Remediating an Incident

 Once a security or privacy incident is contained, the next steps involve measures taken by UTSA to assure the root cause has been addressed.  These steps imply a variety of activities ranging from applying software updates, performing network engineering, modifying workflow, educating employees, or other similar measures. Remediation is complete when the probability of the incident reoccurring is reduced or eliminated.
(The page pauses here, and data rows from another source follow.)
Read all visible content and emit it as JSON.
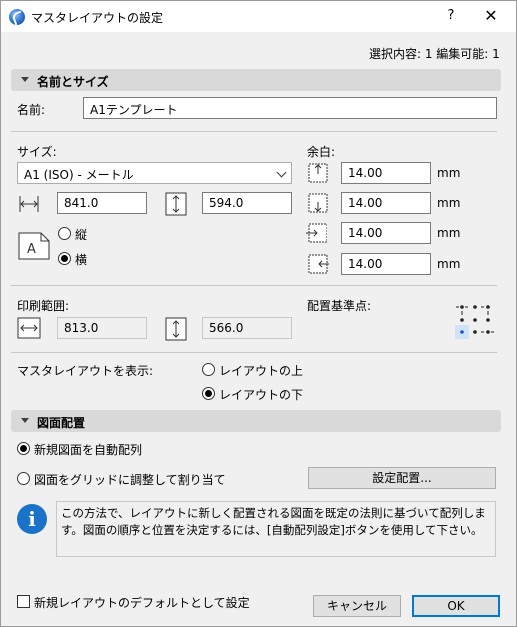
{
  "window": {
    "title": "マスタレイアウトの設定",
    "help_label": "?",
    "close_label": "✕"
  },
  "status": "選択内容: 1 編集可能: 1",
  "name_size_section": {
    "header": "名前とサイズ",
    "name_label": "名前:",
    "name_value": "A1テンプレート"
  },
  "size": {
    "label": "サイズ:",
    "preset_value": "A1 (ISO) - メートル",
    "width_value": "841.0",
    "height_value": "594.0",
    "orientation_options": [
      {
        "label": "縦",
        "selected": false
      },
      {
        "label": "横",
        "selected": true
      }
    ]
  },
  "margins": {
    "label": "余白:",
    "unit": "mm",
    "top": "14.00",
    "bottom": "14.00",
    "left": "14.00",
    "right": "14.00"
  },
  "printable_area": {
    "label": "印刷範囲:",
    "width_value": "813.0",
    "height_value": "566.0"
  },
  "anchor_point": {
    "label": "配置基準点:",
    "selected": "bottom-left"
  },
  "master_display": {
    "label": "マスタレイアウトを表示:",
    "options": [
      {
        "label": "レイアウトの上",
        "selected": false
      },
      {
        "label": "レイアウトの下",
        "selected": true
      }
    ]
  },
  "drawing_placement": {
    "header": "図面配置",
    "auto_arrange_label": "新規図面を自動配列",
    "auto_arrange_selected": true,
    "grid_fit_label": "図面をグリッドに調整して割り当て",
    "grid_fit_selected": false,
    "settings_button": "設定配置...",
    "info_text": "この方法で、レイアウトに新しく配置される図面を既定の法則に基づいて配列します。図面の順序と位置を決定するには、[自動配列設定]ボタンを使用して下さい。"
  },
  "footer": {
    "default_checkbox_label": "新規レイアウトのデフォルトとして設定",
    "default_checked": false,
    "cancel_label": "キャンセル",
    "ok_label": "OK"
  },
  "colors": {
    "accent": "#0078d7",
    "info_icon": "#1a73c9"
  }
}
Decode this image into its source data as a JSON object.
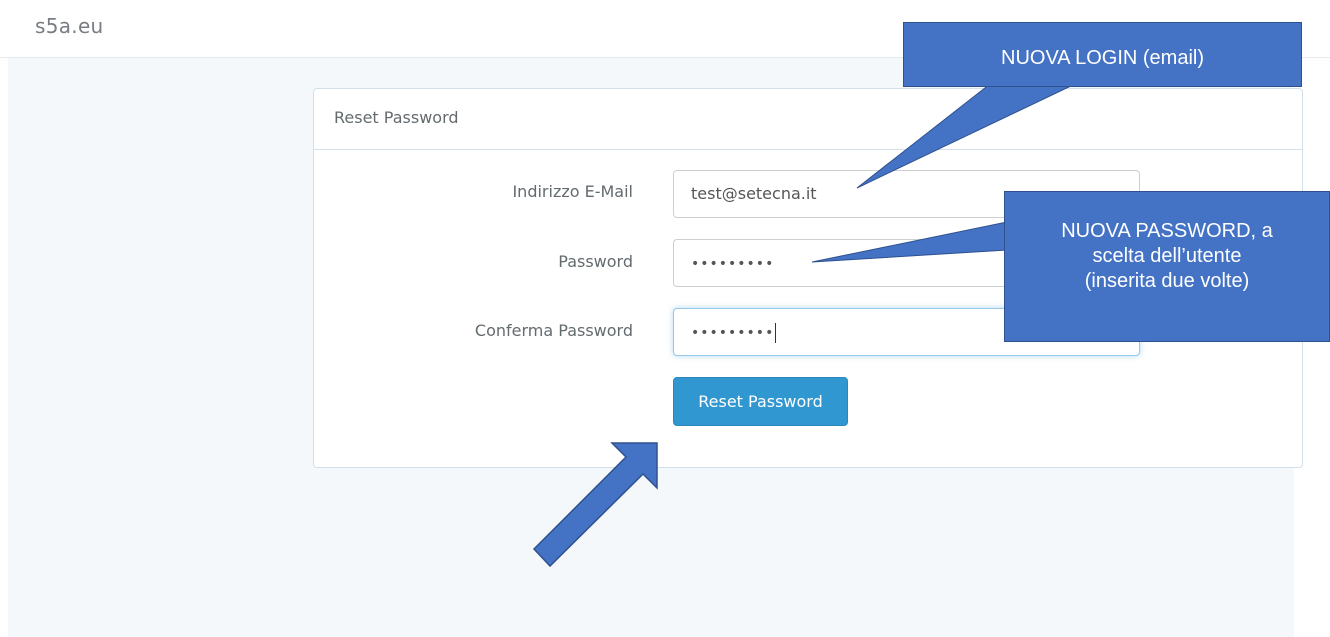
{
  "brand": "s5a.eu",
  "panel": {
    "title": "Reset Password"
  },
  "form": {
    "email": {
      "label": "Indirizzo E-Mail",
      "value": "test@setecna.it"
    },
    "password": {
      "label": "Password",
      "value": "•••••••••"
    },
    "confirm": {
      "label": "Conferma Password",
      "value": "•••••••••"
    },
    "submit_label": "Reset Password"
  },
  "annotations": {
    "login_callout": "NUOVA LOGIN (email)",
    "password_callout": [
      "NUOVA PASSWORD, a",
      "scelta dell’utente",
      "(inserita due volte)"
    ]
  },
  "colors": {
    "callout": "#4472c4",
    "button": "#3097d1",
    "background": "#f5f8fa"
  }
}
Maintaining confidentiality

In order to limit exposure and maintain confidentiality about the incident, limited information pertaining to the incident should be disclosed upon initial notification (e.g., type/category of incident, date occurred, reported by, etc.). An informed parties log may be kept to document the degree and reason to which all parties have been informed about the incident. Throughout all communications, the incident responders should be reminded of the confidentiality of the incident and that information must not be shared outside the response team unless warranted.

Incident Report

The initial incident report must be presented and reviewed at the convening of the SPIRT core team. The SPIRT data analysis investigator is responsible for compiling the data elements below as part of the incident response procedures. Appropriate templates are available based on the type of incident.  Below are needed elements in the incident report:

  1. Incident Name
  2. Incident Description
  3. Dates and times
    1. Incident declared
    2.  Incident discovered
    3. Incident occurred
    4. Incident remediated
  4. Assets involved
  5. Data involved
  6. Individuals involved
  7. Individuals affected
  8. Root cause analysis
  9. Containment steps taken
  10. Remediation steps taken
  11. Communications sent and received
  12. Regulatory reports required and sent
  13. Lessons Learned

Closing an Incident

Closing an incident indicates that the incident has been completely contained, remediated, and properly reported. In order to close an incident, all attributes in the incident report must be completed, as defined in Incident Report. Incidents can only be closed by consensus of the SPIRT core team. Upon closure the incident is regarded as resolved.